Éric Sautou a fait partie des auteurs de ce volume collectif paru en 2002, Venant d’où ? – “collectif”, mais “n’illustrant en rien une quelconque « ligne ». Et visant moins à confondre – qu’à distinguer.” On y avait alors repéré un sens de l’ascèse (une écriture resserrée) que les livres suivant ont confirmé. “J’écris les mots que je vois. / Il va neiger, il neige un peu déjà. / Les mots restent simples (Les vacances, 2012).” “l’herbe est froide et verte / la pie / les ailes et le bec / j’ai soulevé ma voix / j’ai jeté un à un / les sept cailloux dans l’eau (Frédéric Renaissan, 2008)”. “le temps est seul il écoute / je regarde le soir d’être seul on me regarde seul au milieu / la mer est devant dehors est immense (La Tamarissière, 2006).
“je fais
quelque chose mais quoi
je sont les mots qui ne sont rien je reste
j’habite
seule ici et seule
je reste (passent
depuis des années)”
(Beaupré, 2021)
Ce qu’il y a de formidable avec cette collection, c’est que les livres se suivent et ne se ressemblent pas. Ce qui est loin de nuire à la cohérence de l’ensemble (36 ans après sa création par Claude Esteban, et 27 environ depuis qu’Yves di Manno en a repris l’animation, on en arrive à dépasser aujourd’hui les 200 volumes).
Cassandre à bout portant est le cinquième livre de Sandra Moussempès publié chez Poésie / Flammarion. Sorti le 20 janvier, il a bénéficié d’une attention critique plutôt élogieuse. Il faut dire que le titre est, comme souvent chez cette auteure, étonnant. Cassandre, nous dit-elle, est un des surnoms que lui avait donné son père. Dans un entretien récent pour Télérama, Anne Segal lui demande si le qualificatif “expérimental” qu’on accorde volontiers à son travail lui convient. Sandra Moussempès répond : “Oui, dans le sens où la poésie me permet d’inventer mon propre langage. À la suite de chocs traumatiques, notamment à l’adolescence avec la mort de mon père, la poésie m’est apparue comme seul lieu pour transmuter la violence et la souffrance car je ne pouvais pas « formuler » ce qui se tramait, sauf de façon déstructurée. Expérimenter, c’est aller au plus près de sa propre singularité sans pour autant savoir où l’on va.”
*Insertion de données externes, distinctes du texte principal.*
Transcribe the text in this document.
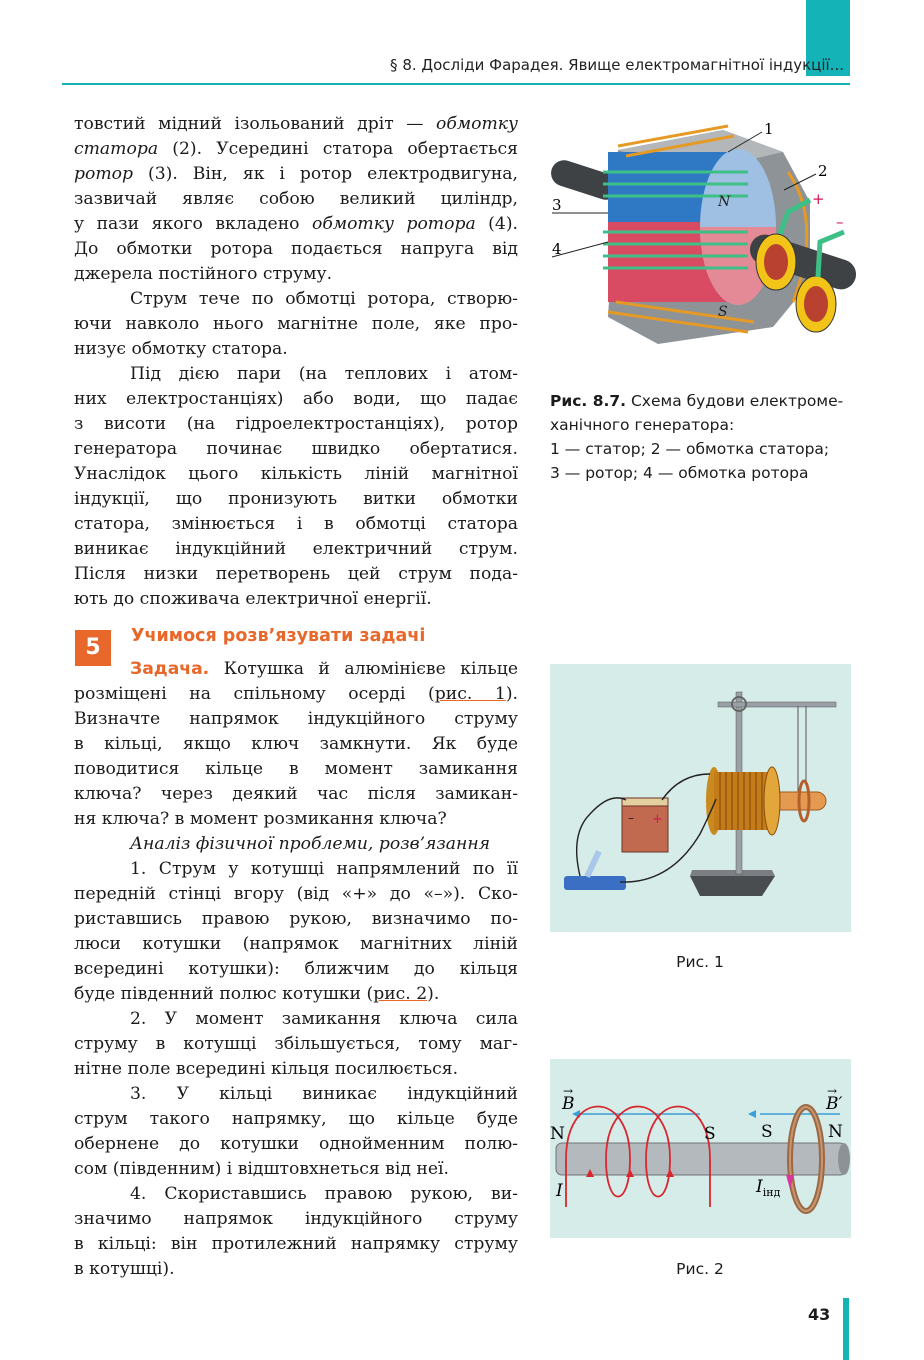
§ 8. Досліди Фарадея. Явище електромагнітної індукції...
товстий мідний ізольований дріт — обмотку
статора (2). Усередині статора обертається
ротор (3). Він, як і ротор електродвигуна,
зазвичай являє собою великий циліндр,
у пази якого вкладено обмотку ротора (4).
До обмотки ротора подається напруга від
джерела постійного струму.
Струм тече по обмотці ротора, створю-
ючи навколо нього магнітне поле, яке про-
низує обмотку статора.
Під дією пари (на теплових і атом-
них електростанціях) або води, що падає
з висоти (на гідроелектростанціях), ротор
генератора починає швидко обертатися.
Унаслідок цього кількість ліній магнітної
індукції, що пронизують витки обмотки
статора, змінюється і в обмотці статора
виникає індукційний електричний струм.
Після низки перетворень цей струм пода-
ють до споживача електричної енергії.
1
2
3
4
N
S
+
–
Рис. 8.7. Схема будови електроме-
ханічного генератора:
1 — статор; 2 — обмотка статора;
3 — ротор; 4 — обмотка ротора
5	Учимося розв’язувати задачі
Задача. Котушка й алюмінієве кільце
розміщені на спільному осерді (рис. 1).
Визначте напрямок індукційного струму
в кільці, якщо ключ замкнути. Як буде
поводитися кільце в момент замикання
ключа? через деякий час після замикан-
ня ключа? в момент розмикання ключа?
Аналіз фізичної проблеми, розв’язання
1. Струм у котушці напрямлений по її
передній стінці вгору (від «+» до «–»). Ско-
риставшись правою рукою, визначимо по-
люси котушки (напрямок магнітних ліній
всередині котушки): ближчим до кільця
буде південний полюс котушки (рис. 2).
2. У момент замикання ключа сила
струму в котушці збільшується, тому маг-
нітне поле всередині кільця посилюється.
3. У кільці виникає індукційний
струм такого напрямку, що кільце буде
обернене до котушки однойменним полю-
сом (південним) і відштовхнеться від неї.
4. Скориставшись правою рукою, ви-
значимо напрямок індукційного струму
в кільці: він протилежний напрямку струму
в котушці).
– +
Рис. 1
B
→
B′
→
N	S	S	N
I	$I_{інд}$
Рис. 2
43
Les références en lien étroit avec son travail d’écriture poétique que donne volontiers Sandra Moussempès permettent de saisir ce qui nous relie (Lynch ou Sofia Coppola par exemple) et ce qui nous sépare. Mais, comme à chaque fois, ce qui compte, ce ne sont pas nécessairement les affinités que nous avons en commun, mais ce qui s’est déposé en nous, une fois oublié les intentions de l’auteur(e), s’il en est de clairement exprimées. On ne fige rien par la lecture, on traverse le livre, s’arrêtant parfois pour noter quelques vers – ou une page :
“Ne pas mélanger la vie et le poème
Le poème
La vie – avec la vie
Le poème – et seulement le poème – donne sur une porte suivante
La vie et le poème ne peuvent en aucun cas se toucher (juste parfois se frôler)
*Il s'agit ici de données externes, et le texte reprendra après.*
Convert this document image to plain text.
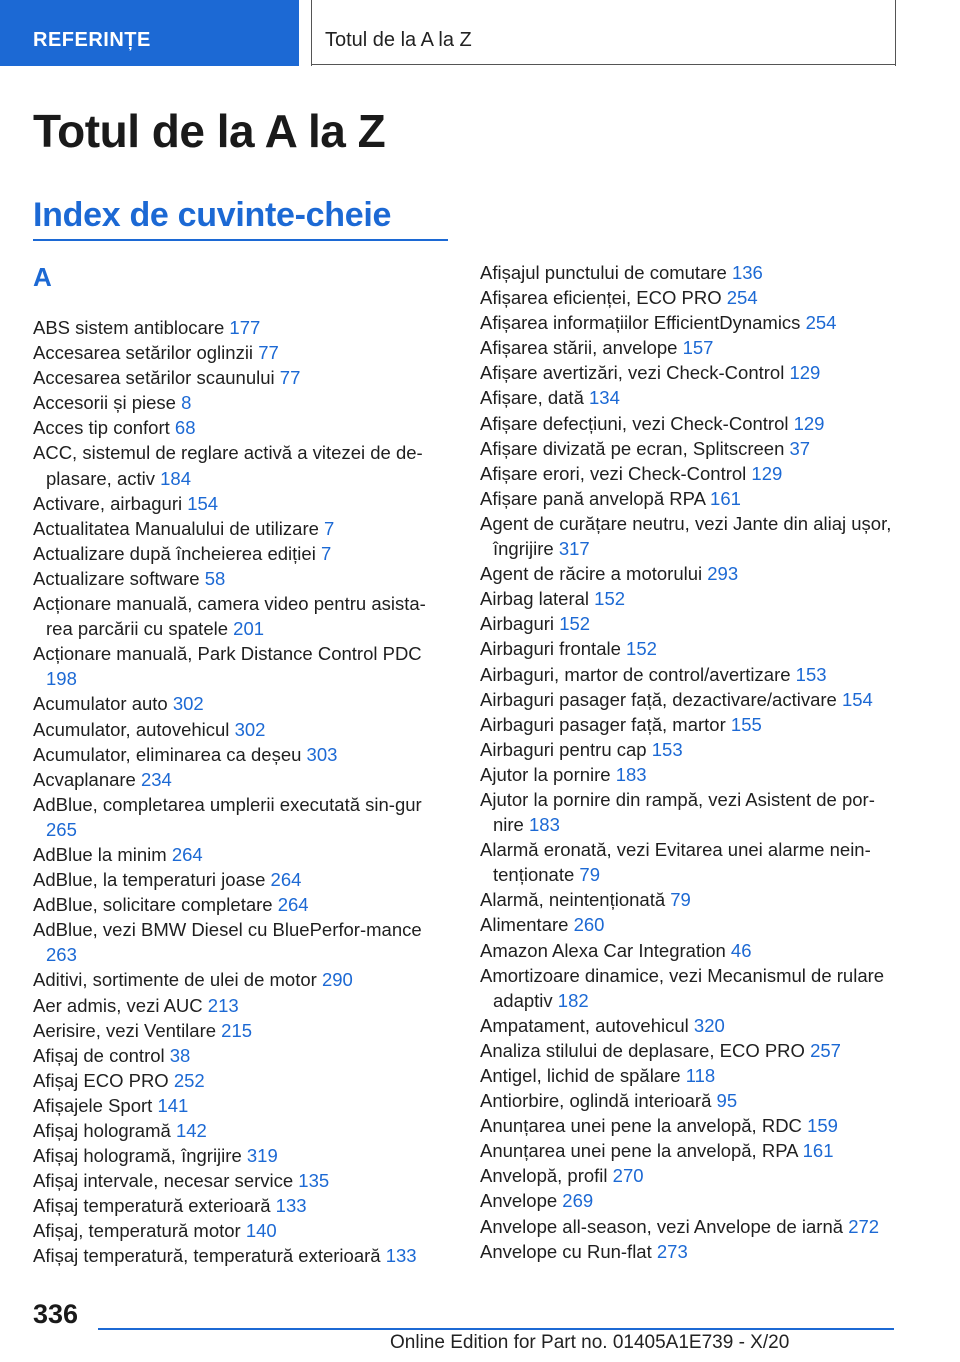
REFERINȚE	Totul de la A la Z
Totul de la A la Z
Index de cuvinte-cheie
A
ABS sistem antiblocare 177
Accesarea setărilor oglinzii 77
Accesarea setărilor scaunului 77
Accesorii și piese 8
Acces tip confort 68
ACC, sistemul de reglare activă a vitezei de de-plasare, activ 184
Activare, airbaguri 154
Actualitatea Manualului de utilizare 7
Actualizare după încheierea ediției 7
Actualizare software 58
Acționare manuală, camera video pentru asista-rea parcării cu spatele 201
Acționare manuală, Park Distance Control PDC 198
Acumulator auto 302
Acumulator, autovehicul 302
Acumulator, eliminarea ca deșeu 303
Acvaplanare 234
AdBlue, completarea umplerii executată sin-gur 265
AdBlue la minim 264
AdBlue, la temperaturi joase 264
AdBlue, solicitare completare 264
AdBlue, vezi BMW Diesel cu BluePerfor-mance 263
Aditivi, sortimente de ulei de motor 290
Aer admis, vezi AUC 213
Aerisire, vezi Ventilare 215
Afișaj de control 38
Afișaj ECO PRO 252
Afișajele Sport 141
Afișaj hologramă 142
Afișaj hologramă, îngrijire 319
Afișaj intervale, necesar service 135
Afișaj temperatură exterioară 133
Afișaj, temperatură motor 140
Afișaj temperatură, temperatură exterioară 133
Afișajul punctului de comutare 136
Afișarea eficienței, ECO PRO 254
Afișarea informațiilor EfficientDynamics 254
Afișarea stării, anvelope 157
Afișare avertizări, vezi Check-Control 129
Afișare, dată 134
Afișare defecțiuni, vezi Check-Control 129
Afișare divizată pe ecran, Splitscreen 37
Afișare erori, vezi Check-Control 129
Afișare pană anvelopă RPA 161
Agent de curățare neutru, vezi Jante din aliaj ușor, îngrijire 317
Agent de răcire a motorului 293
Airbag lateral 152
Airbaguri 152
Airbaguri frontale 152
Airbaguri, martor de control/avertizare 153
Airbaguri pasager față, dezactivare/activare 154
Airbaguri pasager față, martor 155
Airbaguri pentru cap 153
Ajutor la pornire 183
Ajutor la pornire din rampă, vezi Asistent de por-nire 183
Alarmă eronată, vezi Evitarea unei alarme nein-tenționate 79
Alarmă, neintenționată 79
Alimentare 260
Amazon Alexa Car Integration 46
Amortizoare dinamice, vezi Mecanismul de rulare adaptiv 182
Ampatament, autovehicul 320
Analiza stilului de deplasare, ECO PRO 257
Antigel, lichid de spălare 118
Antiorbire, oglindă interioară 95
Anunțarea unei pene la anvelopă, RDC 159
Anunțarea unei pene la anvelopă, RPA 161
Anvelopă, profil 270
Anvelope 269
Anvelope all-season, vezi Anvelope de iarnă 272
Anvelope cu Run-flat 273
336
Online Edition for Part no. 01405A1E739 - X/20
Contrairement à ce qui se dit sur les poèmes et les portes”
On avait déjà relevé ceci : “Un poème est une façon de tresser les fissures / Dans un hôtel rempli de fantômes”. Ou encore, un peu plus loin : “Plus le visage s’efface plus la porte se referme // C’est l’esprit d’une chambre sans entrée ni sortie // Avec un barrage végétal vers lequel je deviens moi multipliée par deux // L’heure où surgissent les fantômes de tout miroir // Comme des racines d’arbres enlacées par un souvenir”. On se dit qu’il s’agit de contes plus ou moins fantastiques. Ou cruels. “Des princesses hurlent à sa place quand le son est coupé” (ouvrant au hasard le précédent livre de Sandra Moussempès publié dans cette collection, Sunny girls, je tombe sur : “Prenons un son dédié aux princesses / Lorsque la peau s’assombrit légèrement”).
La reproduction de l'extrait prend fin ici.